Indie Comic Review: Aaron and Ahmed

 

Several months ago I pre-ordered Aaron and Ahmed: A Love Story.  The premise was intriguing:
After his fiancée dies during the 9/11 attacks, the question plagues Aaron Goodman. It makes him give up his career as a doctor to become an interrogator/torturer at Guantanamo Bay. And yet, he’s still no less obsessed. He begins overseeing experiments of how meme theory might program people into becoming suicide bombers. (Could there be a science behind terrorism?) Still nothing – until he meets Ahmed, a Gitmo prisoner who might know how the jihadists are using a variation of meme theory in their camps.
To finally learn the truth, Aaron and Ahmed’s search will take them from Gitmo to the jihadist camps in Pakistan right back to Ground Zero in New York City. But where do Ahmed’s real loyalties lie, and will Aaron’s exploration into terrorist camps make him as much of a threat as those he’s protecting his country against?

The book arrived on April 12th.  It sat on my desk as I worked through some of the backlog that had accumulated.  Less than a month later, Bin Laden was dead.

So it was with the real news of Bin Laden’s death that I approached this work of fiction.

At the time the book was written, Bin Laden was, for many people (myself included), more of a myth than a man.  Hope had been all but lost that he would ever be captured.  More likely than not, he was already dead.  His name was just being invoked to instill fear in the West.  In that environment, it invites the mind to wander a bit.  Fiction and fancy replace facts.

But, with the raid on May 1st that finally ended Bin Laden’s life, the story of the terror attacks of September 11th once again return to the harsh realm of truth.

So, with a cold dose of reality, read Aaron and Ahmed…and I was disappointed.  Instead of taking a realistic approach to what it is that makes someone become a suicide bomber (or a Guantanamo Bay interrogator for that matter), Jay Cantor and James Romberger rush through anything of importance and value so they can focus on a mystical mashup of drug-induced vision questing and viral meme theory.
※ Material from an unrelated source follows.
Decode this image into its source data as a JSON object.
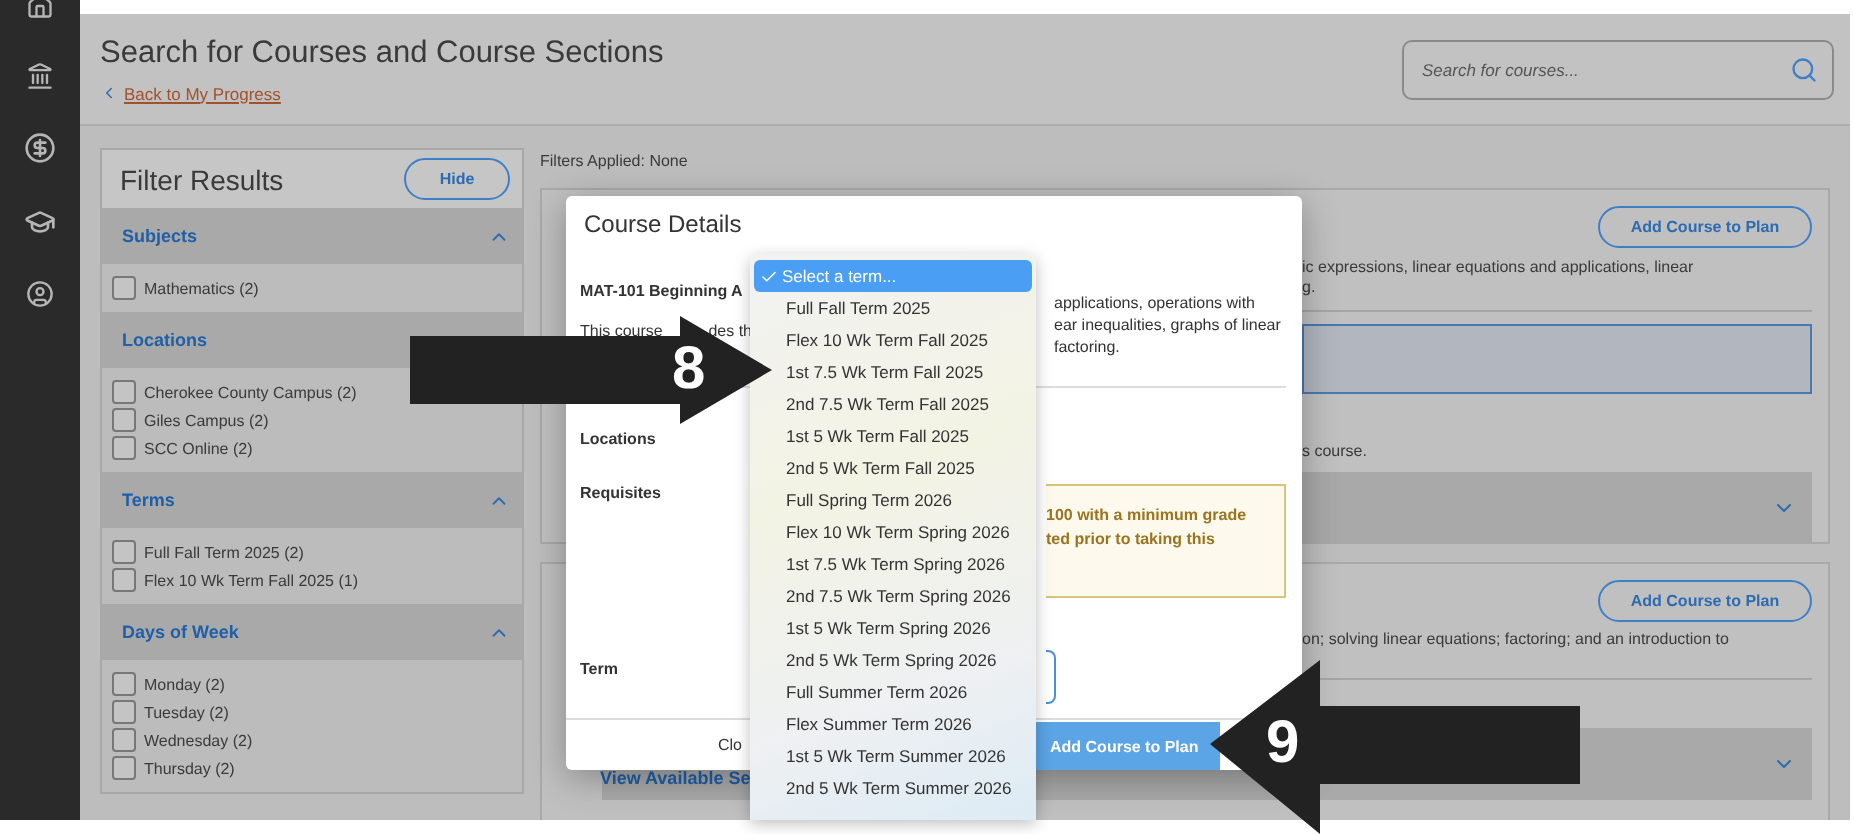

No one in the book behaves in a believable or rational manner.  From the protagonist’s immediate decision in the wake of the September 11th attacks to become an interrogator, to the immediate acceptance of that same protagonist by the super secretive Man of the Mountain (a mystical version of Osama Bin Laden), everything happens too quickly and without any explanation.  For a book that purports to provide an in-depth analysis and propose some explanations, this is an insurmountable flaw.
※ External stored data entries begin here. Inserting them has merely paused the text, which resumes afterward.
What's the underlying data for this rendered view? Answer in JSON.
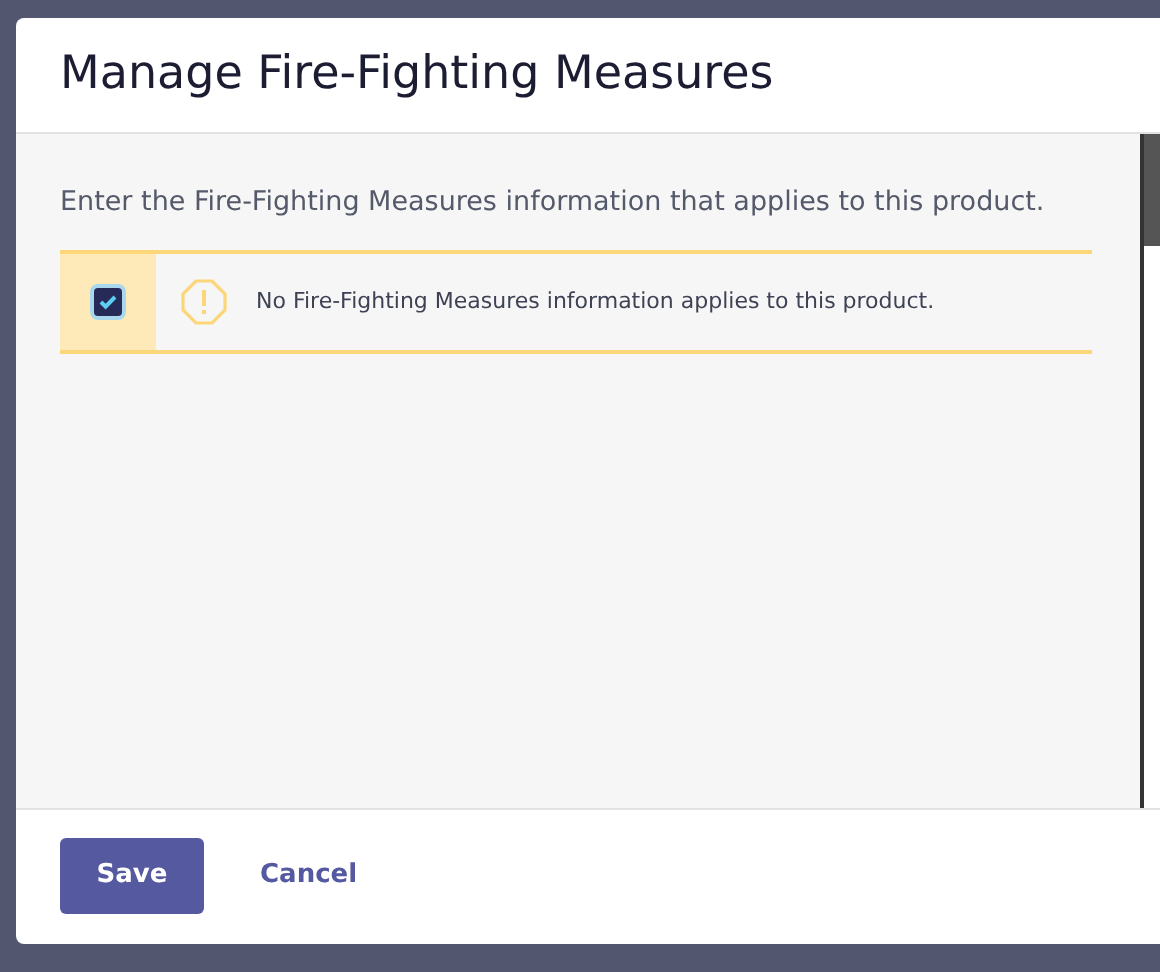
{
  "dialog": {
    "title": "Manage Fire-Fighting Measures",
    "instructions": "Enter the Fire-Fighting Measures information that applies to this product.",
    "option": {
      "checked": true,
      "label": "No Fire-Fighting Measures information applies to this product."
    },
    "buttons": [
      {
        "kind": "primary",
        "label": "Save"
      },
      {
        "kind": "link",
        "label": "Cancel"
      }
    ]
  }
}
By the time I reached the end of the book I was left with more questions than ever before.  There had been no real explanation for the meme theory.  There had been no exploration of any other ideas or theories.  There had been no revelation or resolution to the relationship between the main characters (love story indeed).  All of it could be summed up with the question, “What was the point?”
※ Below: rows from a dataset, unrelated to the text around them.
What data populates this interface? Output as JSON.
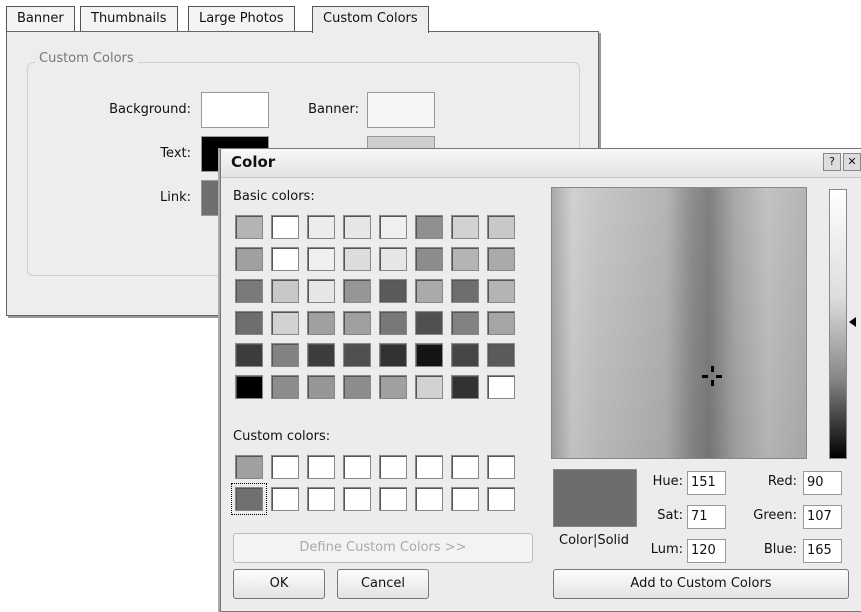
{
  "settings": {
    "tabs": [
      "Banner",
      "Thumbnails",
      "Large Photos",
      "Custom Colors"
    ],
    "group_title": "Custom Colors",
    "labels": {
      "background": "Background:",
      "banner": "Banner:",
      "text": "Text:",
      "link": "Link:"
    },
    "colors": {
      "background": "#ffffff",
      "banner": "#f6f6f6",
      "text": "#000000",
      "link": "#6f6f6f"
    }
  },
  "dialog": {
    "title": "Color",
    "help_glyph": "?",
    "close_glyph": "✕",
    "basic_colors_label": "Basic colors:",
    "custom_colors_label": "Custom colors:",
    "basic_colors": [
      [
        "#b4b4b4",
        "#ffffff",
        "#ececec",
        "#e6e6e6",
        "#efefef",
        "#909090",
        "#d2d2d2",
        "#c8c8c8"
      ],
      [
        "#a0a0a0",
        "#ffffff",
        "#f0f0f0",
        "#dcdcdc",
        "#e6e6e6",
        "#8c8c8c",
        "#b4b4b4",
        "#aaaaaa"
      ],
      [
        "#7a7a7a",
        "#c8c8c8",
        "#e6e6e6",
        "#969696",
        "#5a5a5a",
        "#aaaaaa",
        "#6e6e6e",
        "#b4b4b4"
      ],
      [
        "#6e6e6e",
        "#d2d2d2",
        "#a0a0a0",
        "#a0a0a0",
        "#787878",
        "#505050",
        "#828282",
        "#a5a5a5"
      ],
      [
        "#3c3c3c",
        "#828282",
        "#3c3c3c",
        "#505050",
        "#323232",
        "#141414",
        "#464646",
        "#5a5a5a"
      ],
      [
        "#000000",
        "#8c8c8c",
        "#969696",
        "#8c8c8c",
        "#a0a0a0",
        "#d2d2d2",
        "#323232",
        "#ffffff"
      ]
    ],
    "custom_colors": [
      [
        "#a0a0a0",
        "#ffffff",
        "#ffffff",
        "#ffffff",
        "#ffffff",
        "#ffffff",
        "#ffffff",
        "#ffffff"
      ],
      [
        "#707070",
        "#ffffff",
        "#ffffff",
        "#ffffff",
        "#ffffff",
        "#ffffff",
        "#ffffff",
        "#ffffff"
      ]
    ],
    "define_button": "Define Custom Colors >>",
    "ok_button": "OK",
    "cancel_button": "Cancel",
    "color_solid_label": "Color|Solid",
    "color_solid_swatch": "#6d6d6d",
    "hue": {
      "label": "Hue:",
      "value": "151"
    },
    "sat": {
      "label": "Sat:",
      "value": "71"
    },
    "lum": {
      "label": "Lum:",
      "value": "120"
    },
    "red": {
      "label": "Red:",
      "value": "90"
    },
    "green": {
      "label": "Green:",
      "value": "107"
    },
    "blue": {
      "label": "Blue:",
      "value": "165"
    },
    "add_button": "Add to Custom Colors"
  }
}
As far as I can tell, the pointwas to write a fanciful story that explored one man’s ideas about the power of memes and their potential real world application.  He chose to anchor it in a real-world setting that was full of questions and precious few answers.  Instead of doing careful research and fully exploring the situation and all of its complexities and vagueries (politics, economics, religion, cultural encroachment, historical context, identity, to name a few), Aaron and Ahmed became a story that did not treat the subject matter with much compassion or respect.